NEW YORK (GenomeWeb News) – Members of the OryzaSNP Consortium reported this week that they have cataloged hundreds of thousands of SNPs in the rice genome — information that they are using to evaluate rice breeding history and to look for clues into further improving the crop plant.
An international team of investigators used microarray-based resequencing to look for SNPs in 100 million bases of non-repetitive DNA in the genomes of 20 different rice varieties and landraces. Using this approach, the researchers found about 160,000 high-quality SNPs, which they subsequently used to investigate rice breeding patterns as well as relationships between various rice varieties and sub-species. The research, part of the so-called "OryzaSNP project" appeared online last night in the Proceedings of the National Academy of Sciences.
"This comprehensive SNP data provides a foundation for deep exploration of rice diversity and gene-trait relationships and their use for future rice improvement," senior author Jan Leach, a plant biologist at Colorado State University, and colleagues wrote.
Domesticated rice, Oryza sativa, was the first crop plant to have its genome sequenced and assembled into a high quality reference genome. Now, by focusing on 20 rice varieties and landraces, Leach and her team have provided a foundation for future studies into genetic variation between different types of rice.
"These varieties, the OryzaSNPset collection, are genetically diverse and actively used in international breeding programs because of their wide range of agronomic attributes," the authors explained.
The team first designed six ultra-high-density tiling arrays, which were made by Affymetrix. The arrays were based on 100.1 million bases of non-repetitive sequence in the reference genome for Nipponbare, a variety belonging to the japonica sub-species. Although that genome includes about 390 million bases, the authors noted, the bases assessed in the new study represent roughly 80 percent of the non-repetitive genome.
Next, the researchers came up with a "gold-standard set of curated polymorphisms" by randomly sequencing 3.6 million bases of double-stranded DNA that was represented on the arrays.

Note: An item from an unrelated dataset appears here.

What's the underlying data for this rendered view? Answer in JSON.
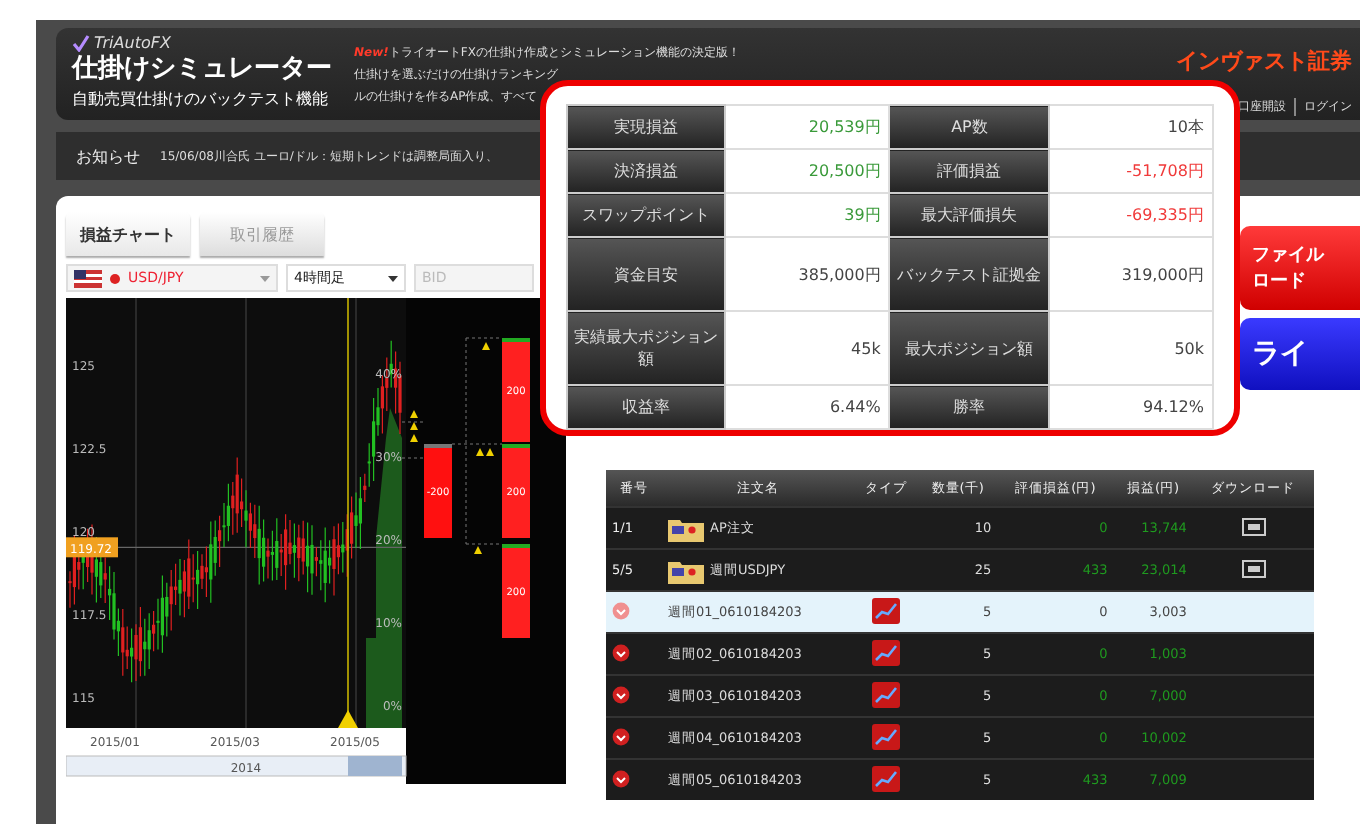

They then sifted potential SNPs out of their tiling array data using model-based and support vector machine learning approaches. Their search turned up 159, 879 SNPs that were detected by both of these computational methods.

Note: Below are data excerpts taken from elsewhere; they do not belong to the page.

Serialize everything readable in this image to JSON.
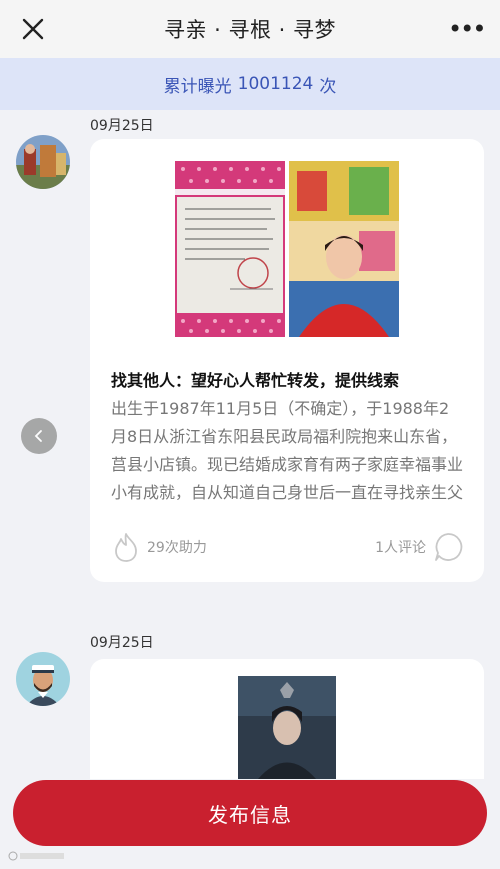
{
  "header": {
    "title": "寻亲 · 寻根 · 寻梦",
    "more_glyph": "•••"
  },
  "banner": {
    "label": "累计曝光",
    "count": "1001124",
    "unit": "次"
  },
  "feed": [
    {
      "date": "09月25日",
      "title": "找其他人：望好心人帮忙转发，提供线索",
      "body": "出生于1987年11月5日（不确定），于1988年2月8日从浙江省东阳县民政局福利院抱来山东省，莒县小店镇。现已结婚成家育有两子家庭幸福事业小有成就，自从知道自己身世后一直在寻找亲生父母",
      "assists": "29次助力",
      "comments": "1人评论"
    },
    {
      "date": "09月25日"
    }
  ],
  "publish_button": "发布信息",
  "colors": {
    "accent": "#c9202f",
    "banner_bg": "#dde4f8",
    "banner_text": "#3a55b6"
  },
  "icons": [
    "close-icon",
    "more-icon",
    "flame-icon",
    "comment-icon",
    "chevron-left-icon"
  ]
}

Many of the SNPs were quite common. For example, the researchers detected about a third of the SNPs in between seven and 12 of the varieties tested. Coding region SNPs tended to be more common in the indica than in the japonica varieties, the team noted, probably because the reference genome used in the study belonged to a japonica variety.
By looking at the nature and frequency of SNPs present in the various rice varieties, the researchers were also able to get a snapshot of how genes have been mixed and matched between different types of rice — information that is helping them tease apart relationships between the varieties and trace past breeding events. For instance, some of the introgression patterns that they detected seem to reflect selection for important agricultural traits, such as grain quality and carbohydrate content.
And, the authors explained, such studies not only provide information about past breeding events, but may also highlight new avenues for improving rice crops. "Some introgressions correlate with known genomic regions responsible for traits transferred between varietal groups," they wrote, "whereas others represent candidates for additional events of potential significance for breeding."
The team argued that it should be relatively straightforward to apply the SNP information gleaned from this study to characterize genetic variation between many other rice varieties, although they touted the additional genetic insights that could be gained by sequencing other types of rice.
"Detailed knowledge of phenotypes, coupled with a deep genotype database, will create a powerful platform for association genetics and discovery of alleles that can be combined to achieve the much-needed increase in rice yield in the coming years," the researchers concluded.